Later that day, she approached me from her bedroom, carrying a rectangular carved wooden box.
“I have something for you,” she said. “It’s Paul’s old memory verse box with his handwriting on the back of each card.”
Here she was, bringing back another memory of Paul from long ago, something I have always treasured about Sandi. During his “Jesus Freak” days, Paul’s ambition was to memorize as much of the Bible as possible, one verse at a time. I took the box into the guest bedroom and randomly picked out a verse. On the back of it, I found Sandi’s clear and concise script instead of my brother’s illegible scrawl. I pulled out one card after another, each with Sandi’s handwriting on the back. Apparently, she’d given me her own memory verse cards from the time when she and Paul were together.
As I vacillated about saying something, Carnarius’ words swirled in the back of my mind. I decided against it. This was a gift from her heart, and who was I to tell Sandi it was the wrong box?
Carnarius’ book had given me a new way to approach things. But it was more than reading her book that moved my behavior. I have not forgotten the frustration of my own memory loss after brain surgery. Friends had come to visit me in the hospital, but I couldn’t remember. I remembered my kids saying, “Mom, you already asked me that!”
“Just answer the same question each time,” Keith admonished. “Mom can’t help forgetting.”
Eight days into my stay, I found Sandi shuffling through a large stack of papers at her dining room table, looking for something. She looked up at me, seeming puzzled by my appearance.
“Cheryl?” she said, then corrected herself. “No, that’s my sister.”
“Right,” I said. “The one you just talked with by phone yesterday.
“Tami?” she said.
“Your youngest sister?” I asked. “You talked with her, too, the other day.”

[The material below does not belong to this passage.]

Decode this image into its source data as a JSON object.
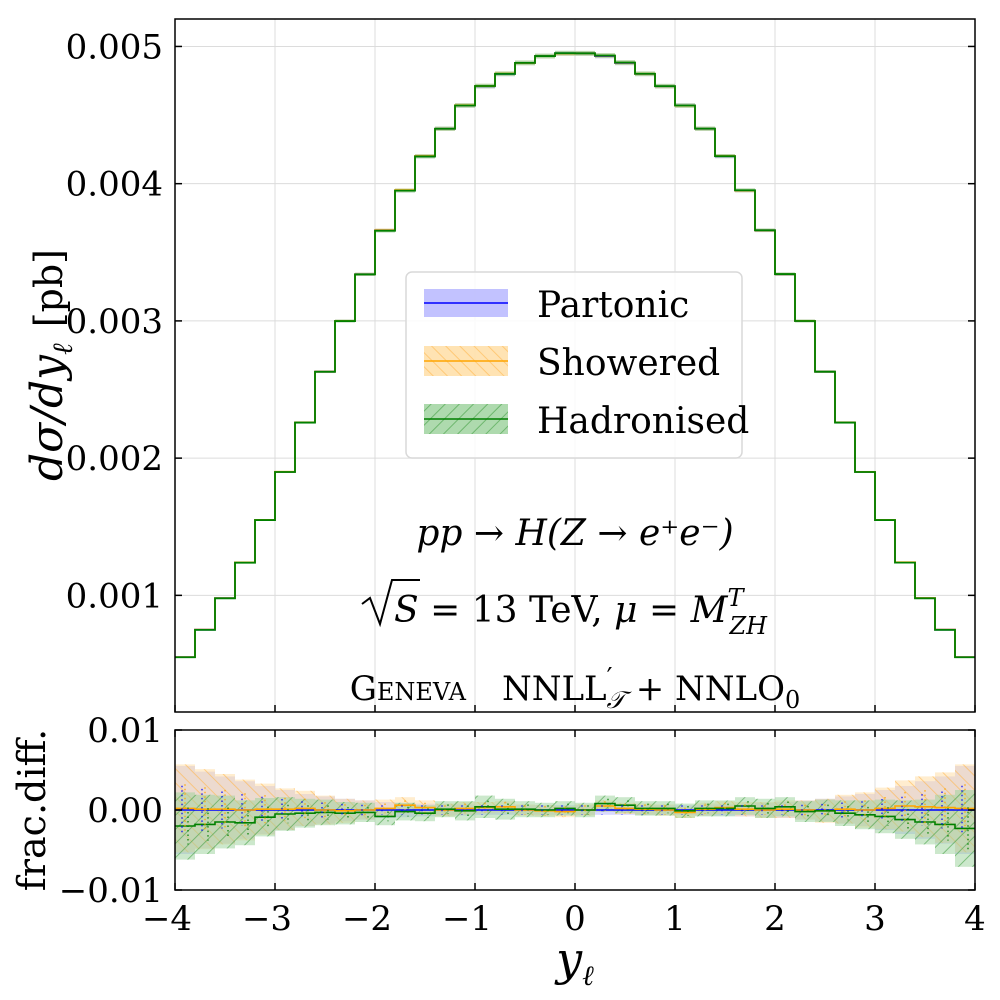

She continued to study me. Suddenly I remembered what Keith said to me when I was worried about not recognizing him after my brain surgery.
“I’m Linda,” I said to Sandi. “I think you’ll like me.”
“Lin!” she said, getting up to hug me.
I’m not sure how long she’ll remember my name, but I plan to fix that hug in my memory.
None of us, with Alzheimer’s or without it, knows how much time we have left. But in two short weeks, Sandi taught me this: laugh hard, hug often and stay present for every moment — before we forget and before we’re forgotten.